You can also consider partial refactorings. When you ask the agent for detailed plans for different high level ideas, you can look across them and see steps that are valuable on their own. In my experiments, there were a few times when I implemented pieces from different plans that I felt had strong independent benefits, even when the larger refactoring plans had uncertain value.
Think of potential team impact and merging problems
Just like human refactorings, you have to consider what impact your changes will have on the project, and what other team members would think. But never before has so much change been possible between standup meetings!
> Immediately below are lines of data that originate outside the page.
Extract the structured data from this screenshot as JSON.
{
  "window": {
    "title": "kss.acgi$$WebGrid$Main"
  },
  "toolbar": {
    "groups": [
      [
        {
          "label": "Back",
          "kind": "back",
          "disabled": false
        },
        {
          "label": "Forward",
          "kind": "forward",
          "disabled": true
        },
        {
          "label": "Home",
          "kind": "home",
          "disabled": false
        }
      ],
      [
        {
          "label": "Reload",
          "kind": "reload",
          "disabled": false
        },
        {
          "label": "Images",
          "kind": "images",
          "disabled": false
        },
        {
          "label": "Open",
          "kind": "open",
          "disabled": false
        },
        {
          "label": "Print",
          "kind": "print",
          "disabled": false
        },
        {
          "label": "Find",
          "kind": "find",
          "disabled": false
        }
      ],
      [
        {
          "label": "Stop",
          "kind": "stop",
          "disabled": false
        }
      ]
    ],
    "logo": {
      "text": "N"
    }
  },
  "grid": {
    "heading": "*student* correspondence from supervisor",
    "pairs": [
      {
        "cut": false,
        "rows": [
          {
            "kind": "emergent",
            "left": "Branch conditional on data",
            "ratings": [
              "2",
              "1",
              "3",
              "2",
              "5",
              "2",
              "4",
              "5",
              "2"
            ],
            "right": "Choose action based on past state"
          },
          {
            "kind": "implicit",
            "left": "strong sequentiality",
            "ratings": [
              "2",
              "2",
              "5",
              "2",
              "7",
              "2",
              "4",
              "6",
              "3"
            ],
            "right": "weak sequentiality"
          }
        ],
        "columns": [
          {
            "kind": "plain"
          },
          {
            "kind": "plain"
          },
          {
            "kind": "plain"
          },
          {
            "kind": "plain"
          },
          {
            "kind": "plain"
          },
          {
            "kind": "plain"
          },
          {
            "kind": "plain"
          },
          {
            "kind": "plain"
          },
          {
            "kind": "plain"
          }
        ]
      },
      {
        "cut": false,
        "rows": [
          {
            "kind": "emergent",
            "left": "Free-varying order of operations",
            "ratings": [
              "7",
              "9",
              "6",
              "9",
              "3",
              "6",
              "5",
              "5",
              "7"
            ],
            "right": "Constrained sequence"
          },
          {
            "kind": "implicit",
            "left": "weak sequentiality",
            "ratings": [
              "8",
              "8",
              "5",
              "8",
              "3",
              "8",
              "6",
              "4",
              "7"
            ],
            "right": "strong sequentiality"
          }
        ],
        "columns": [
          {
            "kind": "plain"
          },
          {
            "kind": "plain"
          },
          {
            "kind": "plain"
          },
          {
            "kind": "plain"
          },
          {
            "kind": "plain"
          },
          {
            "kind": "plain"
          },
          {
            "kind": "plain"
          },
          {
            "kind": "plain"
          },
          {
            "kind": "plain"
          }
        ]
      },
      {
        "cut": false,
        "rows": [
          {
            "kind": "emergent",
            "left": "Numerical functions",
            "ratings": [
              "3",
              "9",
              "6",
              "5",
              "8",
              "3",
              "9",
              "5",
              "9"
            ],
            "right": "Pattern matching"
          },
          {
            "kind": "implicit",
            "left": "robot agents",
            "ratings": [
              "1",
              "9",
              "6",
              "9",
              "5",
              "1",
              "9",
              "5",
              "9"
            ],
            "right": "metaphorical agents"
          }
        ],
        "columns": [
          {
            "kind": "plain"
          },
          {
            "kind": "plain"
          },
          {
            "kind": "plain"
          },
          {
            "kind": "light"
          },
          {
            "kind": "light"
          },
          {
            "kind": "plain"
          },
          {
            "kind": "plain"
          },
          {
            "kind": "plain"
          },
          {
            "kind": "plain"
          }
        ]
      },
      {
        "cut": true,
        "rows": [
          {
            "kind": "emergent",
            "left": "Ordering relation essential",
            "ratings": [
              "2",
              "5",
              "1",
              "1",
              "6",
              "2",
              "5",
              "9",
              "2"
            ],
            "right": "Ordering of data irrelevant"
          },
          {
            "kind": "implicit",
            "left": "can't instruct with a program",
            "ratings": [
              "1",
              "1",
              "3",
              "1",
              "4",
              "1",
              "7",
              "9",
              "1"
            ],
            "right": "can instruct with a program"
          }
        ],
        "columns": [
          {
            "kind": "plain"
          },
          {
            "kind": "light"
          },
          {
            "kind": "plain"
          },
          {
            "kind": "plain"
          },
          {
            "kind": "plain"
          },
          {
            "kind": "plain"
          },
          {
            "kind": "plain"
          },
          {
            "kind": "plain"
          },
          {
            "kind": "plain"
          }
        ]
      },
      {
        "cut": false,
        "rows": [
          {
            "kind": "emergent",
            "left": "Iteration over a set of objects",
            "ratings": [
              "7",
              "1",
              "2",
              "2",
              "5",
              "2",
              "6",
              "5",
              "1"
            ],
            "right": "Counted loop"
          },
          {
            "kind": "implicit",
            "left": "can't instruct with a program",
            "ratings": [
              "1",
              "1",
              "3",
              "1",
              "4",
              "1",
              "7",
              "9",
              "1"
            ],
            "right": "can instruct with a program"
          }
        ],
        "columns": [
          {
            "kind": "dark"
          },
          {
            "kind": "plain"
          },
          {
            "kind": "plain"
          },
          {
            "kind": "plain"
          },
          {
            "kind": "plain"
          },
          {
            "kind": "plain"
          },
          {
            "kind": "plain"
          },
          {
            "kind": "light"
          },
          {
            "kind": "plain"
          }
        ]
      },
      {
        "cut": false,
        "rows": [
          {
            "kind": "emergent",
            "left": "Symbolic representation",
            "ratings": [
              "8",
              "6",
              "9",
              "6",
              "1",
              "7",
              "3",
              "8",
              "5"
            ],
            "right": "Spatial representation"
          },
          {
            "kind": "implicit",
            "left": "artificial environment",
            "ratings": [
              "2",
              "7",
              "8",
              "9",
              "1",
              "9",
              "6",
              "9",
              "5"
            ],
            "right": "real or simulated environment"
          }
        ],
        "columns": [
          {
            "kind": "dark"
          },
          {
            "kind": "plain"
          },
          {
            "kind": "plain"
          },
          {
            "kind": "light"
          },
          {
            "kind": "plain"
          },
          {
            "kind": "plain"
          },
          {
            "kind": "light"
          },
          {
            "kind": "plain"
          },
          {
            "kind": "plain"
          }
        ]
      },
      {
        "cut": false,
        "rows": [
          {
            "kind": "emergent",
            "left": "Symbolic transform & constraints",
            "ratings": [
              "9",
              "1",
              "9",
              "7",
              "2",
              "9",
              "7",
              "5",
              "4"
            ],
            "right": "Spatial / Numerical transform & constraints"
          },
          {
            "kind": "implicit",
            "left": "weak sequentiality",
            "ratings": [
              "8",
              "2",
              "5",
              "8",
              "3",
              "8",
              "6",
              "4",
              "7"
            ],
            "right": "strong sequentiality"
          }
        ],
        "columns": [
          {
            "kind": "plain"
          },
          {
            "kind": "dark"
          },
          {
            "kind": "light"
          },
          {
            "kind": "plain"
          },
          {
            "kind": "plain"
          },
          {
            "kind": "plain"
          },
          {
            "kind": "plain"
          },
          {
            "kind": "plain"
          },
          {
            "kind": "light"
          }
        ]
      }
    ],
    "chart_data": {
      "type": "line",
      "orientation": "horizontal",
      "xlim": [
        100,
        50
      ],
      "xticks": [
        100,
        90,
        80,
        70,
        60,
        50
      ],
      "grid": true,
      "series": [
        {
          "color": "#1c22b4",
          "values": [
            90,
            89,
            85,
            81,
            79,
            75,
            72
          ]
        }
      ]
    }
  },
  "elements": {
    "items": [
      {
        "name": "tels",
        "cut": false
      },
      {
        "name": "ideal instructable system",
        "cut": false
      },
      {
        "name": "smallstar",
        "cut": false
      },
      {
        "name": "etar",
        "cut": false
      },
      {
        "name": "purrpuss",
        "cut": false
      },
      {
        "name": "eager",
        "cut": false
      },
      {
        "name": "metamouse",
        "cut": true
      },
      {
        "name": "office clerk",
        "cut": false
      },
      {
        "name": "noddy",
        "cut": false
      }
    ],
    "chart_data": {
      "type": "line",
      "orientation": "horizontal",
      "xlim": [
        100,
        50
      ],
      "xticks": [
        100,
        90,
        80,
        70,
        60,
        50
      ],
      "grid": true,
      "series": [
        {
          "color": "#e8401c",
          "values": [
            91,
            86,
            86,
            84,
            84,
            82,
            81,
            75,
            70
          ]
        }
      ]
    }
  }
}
I once spent a few hours doing a lot of bold refactoring ideas, and then realized the resulting pull request would be so massive and disruptive, that it would be very hard to review. It would certainly make it too difficult for anyone else to merge their work, no matter how valuable the agent made the changes sound.
For large potential changes, it is best to come up with refactoring plans and share them with the team and discuss their value. Then you can plan how they would get merged.
Keep architectural guidelines in your context window
Coding agent experts take time to put a lot of instructions and guidelines into places where the tool can see them for every prompt. (In Claude Code, this is the claude.md file). For refactoring, this is also important. If there are reasons why your architecture is set up in non-standard ways, you should explain why in your context window and constrain choices. You can also ask it to run certain tools and tests as part of its analysis. Having the team share a context window file was already a good idea, and it could also prevent someone’s unwise refactoring idea from becoming a pull request.
take time to review refactored code as a learning experience
On a large refactoring affecting many files, I do not merely spot check and run tests. I make time - sometimes in the evenings after my children all go to bed - to have a focused experience just looking at what the agent had done.
I find these focused reviews give me get a feel for how Claude refactors, and I believe they help me improve what I ask the agent for. This isn’t a science, and I can’t explain exactly what I have learned, but it has improved my state of mind while using agents and reviewing coding results. Sometimes, I will refactor what it did a little, making changes here and there. But most of all, it is an excuse to take a closer look at a lot of code I did not write myself.
We need to get a feel for these agents beyond just learning how to use them, in the same way that artisans get a feel for their tools. Refactoring with agents is not the same as what we have done for a very long time. We need to train our minds to use this new power wisely, and in the direction of excellent software. If you haven’t tried it, you probably won’t get it right every time. I certainly didn’t. But you can refactor your techniques later.